Любовь создает иногда странную солидарность между людьми, неожиданную для них самих. В это утро мне казалось, что моим долгом было образовать с Одиль общий фронт против истины. Вероятно, к этому присоединилось еще неосознанное желание убедить самого себя в том, что она еще любит меня. Я перечислял матери все мельчайшие признаки, которые могли доказать, что Одиль привязана ко мне, — две книги, с таким трудом разысканные ею в Бресте, милый тон ее писем, ее поведение со времени нашего приезда в Гандумас.

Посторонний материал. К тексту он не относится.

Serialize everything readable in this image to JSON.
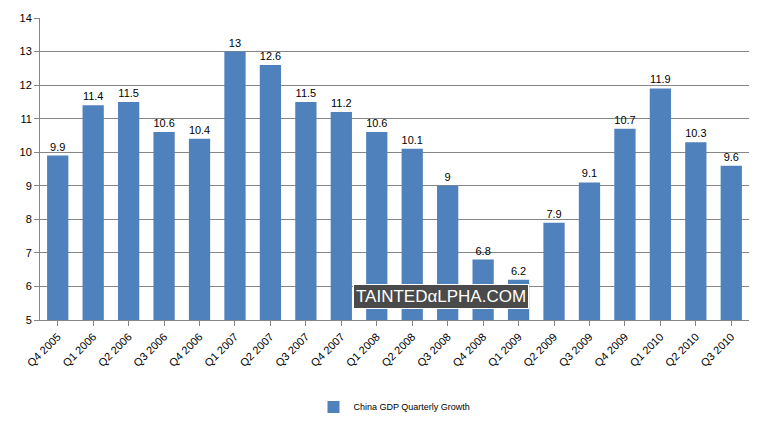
{
  "chart_data": {
    "type": "bar",
    "categories": [
      "Q4 2005",
      "Q1 2006",
      "Q2 2006",
      "Q3 2006",
      "Q4 2006",
      "Q1 2007",
      "Q2 2007",
      "Q3 2007",
      "Q4 2007",
      "Q1 2008",
      "Q2 2008",
      "Q3 2008",
      "Q4 2008",
      "Q1 2009",
      "Q2 2009",
      "Q3 2009",
      "Q4 2009",
      "Q1 2010",
      "Q2 2010",
      "Q3 2010"
    ],
    "series": [
      {
        "name": "China GDP Quarterly Growth",
        "color": "#4f81bd",
        "values": [
          9.9,
          11.4,
          11.5,
          10.6,
          10.4,
          13,
          12.6,
          11.5,
          11.2,
          10.6,
          10.1,
          9,
          6.8,
          6.2,
          7.9,
          9.1,
          10.7,
          11.9,
          10.3,
          9.6
        ]
      }
    ],
    "ylim": [
      5,
      14
    ],
    "yticks": [
      5,
      6,
      7,
      8,
      9,
      10,
      11,
      12,
      13,
      14
    ],
    "grid": true,
    "legend": "bottom",
    "data_labels": true,
    "annotations": [
      "TAINTEDαLPHA.COM"
    ]
  }
}
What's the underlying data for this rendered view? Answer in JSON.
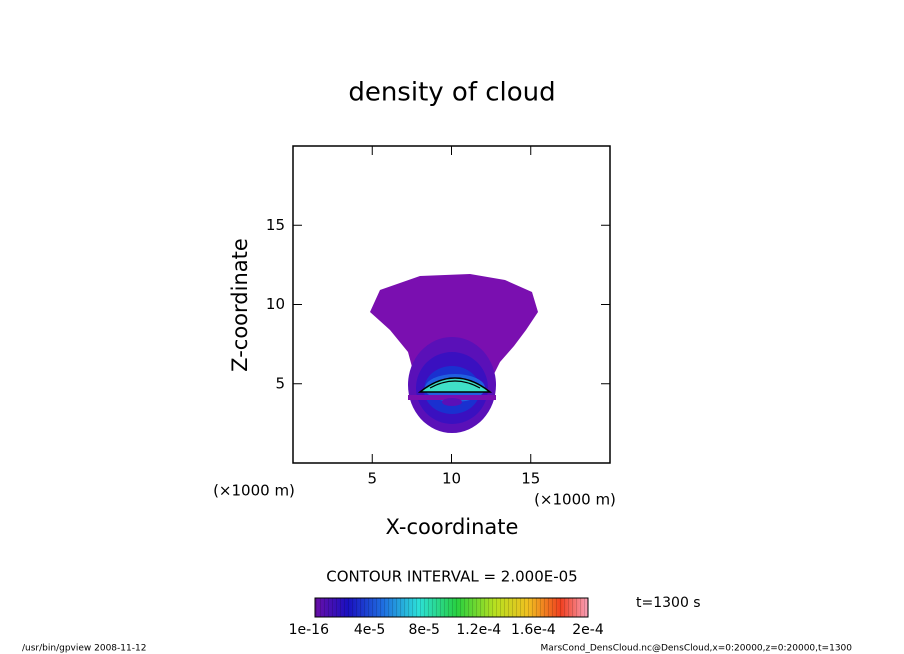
{
  "chart_data": {
    "type": "contour",
    "title": "density of cloud",
    "xlabel": "X-coordinate",
    "ylabel": "Z-coordinate",
    "xunit": "(×1000 m)",
    "yunit": "(×1000 m)",
    "xlim": [
      0,
      20
    ],
    "ylim": [
      0,
      20
    ],
    "xticks": [
      5,
      10,
      15
    ],
    "yticks": [
      5,
      10,
      15
    ],
    "contour_interval": "CONTOUR INTERVAL = 2.000E-05",
    "time_label": "t=1300 s",
    "colorbar": {
      "labels": [
        "1e-16",
        "4e-5",
        "8e-5",
        "1.2e-4",
        "1.6e-4",
        "2e-4"
      ]
    },
    "footer_left": "/usr/bin/gpview  2008-11-12",
    "footer_right": "MarsCond_DensCloud.nc@DensCloud,x=0:20000,z=0:20000,t=1300"
  }
}
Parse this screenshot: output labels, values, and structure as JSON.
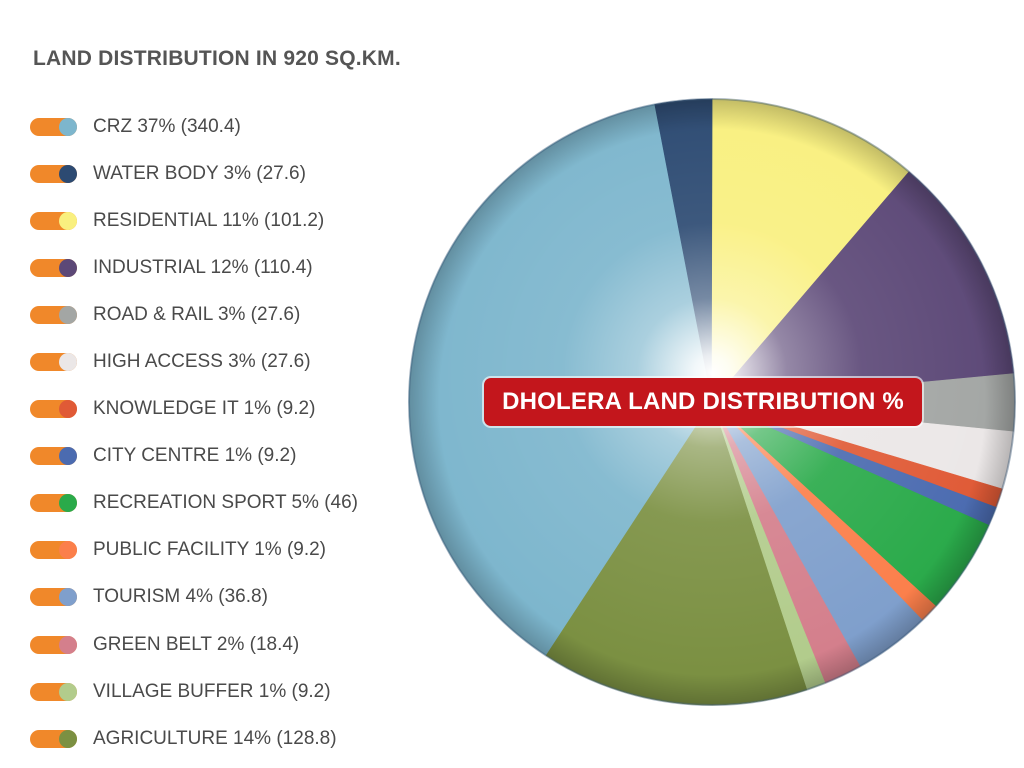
{
  "page": {
    "heading": "LAND DISTRIBUTION IN 920 SQ.KM."
  },
  "chart_data": {
    "type": "pie",
    "title": "DHOLERA LAND DISTRIBUTION %",
    "total_area_label": "920 SQ.KM.",
    "legend_placement": "left",
    "slices": [
      {
        "label": "CRZ",
        "percent": 37,
        "area": 340.4,
        "color": "#7db6cd",
        "legend_text": "CRZ 37% (340.4)"
      },
      {
        "label": "WATER BODY",
        "percent": 3,
        "area": 27.6,
        "color": "#2c4a72",
        "legend_text": "WATER BODY 3% (27.6)"
      },
      {
        "label": "RESIDENTIAL",
        "percent": 11,
        "area": 101.2,
        "color": "#f9f07f",
        "legend_text": "RESIDENTIAL 11% (101.2)"
      },
      {
        "label": "INDUSTRIAL",
        "percent": 12,
        "area": 110.4,
        "color": "#5c4877",
        "legend_text": "INDUSTRIAL 12% (110.4)"
      },
      {
        "label": "ROAD & RAIL",
        "percent": 3,
        "area": 27.6,
        "color": "#a3a6a4",
        "legend_text": "ROAD & RAIL 3% (27.6)"
      },
      {
        "label": "HIGH ACCESS",
        "percent": 3,
        "area": 27.6,
        "color": "#ebe7e7",
        "legend_text": "HIGH ACCESS 3% (27.6)"
      },
      {
        "label": "KNOWLEDGE IT",
        "percent": 1,
        "area": 9.2,
        "color": "#e05a36",
        "legend_text": "KNOWLEDGE IT 1% (9.2)"
      },
      {
        "label": "CITY CENTRE",
        "percent": 1,
        "area": 9.2,
        "color": "#4b6bb0",
        "legend_text": "CITY CENTRE 1% (9.2)"
      },
      {
        "label": "RECREATION SPORT",
        "percent": 5,
        "area": 46,
        "color": "#2aaa4a",
        "legend_text": "RECREATION SPORT 5% (46)"
      },
      {
        "label": "PUBLIC FACILITY",
        "percent": 1,
        "area": 9.2,
        "color": "#fb7f4b",
        "legend_text": "PUBLIC FACILITY 1% (9.2)"
      },
      {
        "label": "TOURISM",
        "percent": 4,
        "area": 36.8,
        "color": "#7f9fcc",
        "legend_text": "TOURISM 4% (36.8)"
      },
      {
        "label": "GREEN BELT",
        "percent": 2,
        "area": 18.4,
        "color": "#d47f8c",
        "legend_text": "GREEN BELT 2% (18.4)"
      },
      {
        "label": "VILLAGE BUFFER",
        "percent": 1,
        "area": 9.2,
        "color": "#b2cc8c",
        "legend_text": "VILLAGE BUFFER 1% (9.2)"
      },
      {
        "label": "AGRICULTURE",
        "percent": 14,
        "area": 128.8,
        "color": "#7b9042",
        "legend_text": "AGRICULTURE 14% (128.8)"
      }
    ]
  },
  "theme": {
    "toggle_color": "#f0882a",
    "badge_color": "#c3161c",
    "text_color": "#4a4a4a"
  }
}
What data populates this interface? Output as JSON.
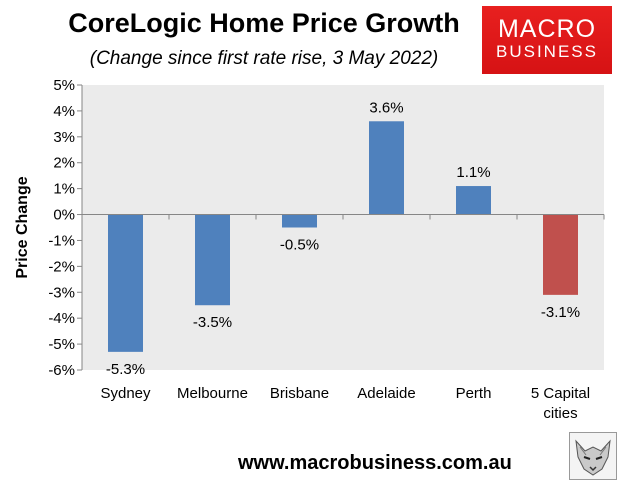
{
  "chart_data": {
    "type": "bar",
    "title": "CoreLogic Home Price Growth",
    "subtitle": "(Change since first rate rise, 3 May 2022)",
    "ylabel": "Price Change",
    "ylim": [
      -6,
      5
    ],
    "yticks": [
      "5%",
      "4%",
      "3%",
      "2%",
      "1%",
      "0%",
      "-1%",
      "-2%",
      "-3%",
      "-4%",
      "-5%",
      "-6%"
    ],
    "categories": [
      [
        "Sydney"
      ],
      [
        "Melbourne"
      ],
      [
        "Brisbane"
      ],
      [
        "Adelaide"
      ],
      [
        "Perth"
      ],
      [
        "5 Capital",
        "cities"
      ]
    ],
    "values": [
      -5.3,
      -3.5,
      -0.5,
      3.6,
      1.1,
      -3.1
    ],
    "data_labels": [
      "-5.3%",
      "-3.5%",
      "-0.5%",
      "3.6%",
      "1.1%",
      "-3.1%"
    ],
    "colors": [
      "#4f81bd",
      "#4f81bd",
      "#4f81bd",
      "#4f81bd",
      "#4f81bd",
      "#c0504d"
    ],
    "grid": false,
    "legend": "none"
  },
  "logo": {
    "line1": "MACRO",
    "line2": "BUSINESS",
    "color": "#e31b1c"
  },
  "footer": {
    "website": "www.macrobusiness.com.au"
  },
  "icons": {
    "corner": "wolf-logo-icon"
  }
}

Я говорил с таким пылом, что, по-видимому, поколебал убеждение моей матери, но — увы! — не свое, которое было слишком прочно.
Я не рассказал Одиль об этом разговоре.
XVIII
Как только мы вернулись в Париж, тень Франсуа, хотя и лишенная резких очертаний, но неотступная, снова окутала нашу жизнь. Я не знал, как сносились они с Одиль после ссоры с Мизой. Я не знаю этого до сих пор, но я заметил, что у Одиль появилась новая привычка бегать к телефону всякий раз, как раздавался звонок, как будто она боялась, что я могу перехватить сообщение, которое должно было остаться для меня тайной.
Она читала теперь книги только на морские сюжеты и впадала в страстную томность от созерцания самых банальных гравюр, если на них были изображены волны или суда. Как-то вечером пришла телеграмма, адресованная на ее имя. Она вскрыла ее, сказала: «Это неважно» — и разорвала на мелкие кусочки.
— Но что неважно, Одиль? О чем это?
— О том, что мое платье не готово, — ответила она.
Я знал от адмирала Гарнье, что Франсуа в Бресте. Я должен был быть спокоен, но я не был спокоен, и я имел для этого основания.
Случалось еще и теперь, что под волнующим влиянием хорошей музыки или золотых отсветов осеннего дня мы находили короткие моменты взаимной нежности.
— Что, если бы ты сказала мне правду, дорогая, всю правду о прошлом… Я постарался бы забыть, и мы, полные доверия друг к другу, начали бы новую жизнь, такую ясную и прозрачную.
Она отрицательно качала головой, без раздражения, без вражды, но с безнадежностью. Она не отрицала теперь этого прошлого. Не то чтобы она в чем-нибудь созналась мне, но это было признание без слов, которое само собой подразумевалось.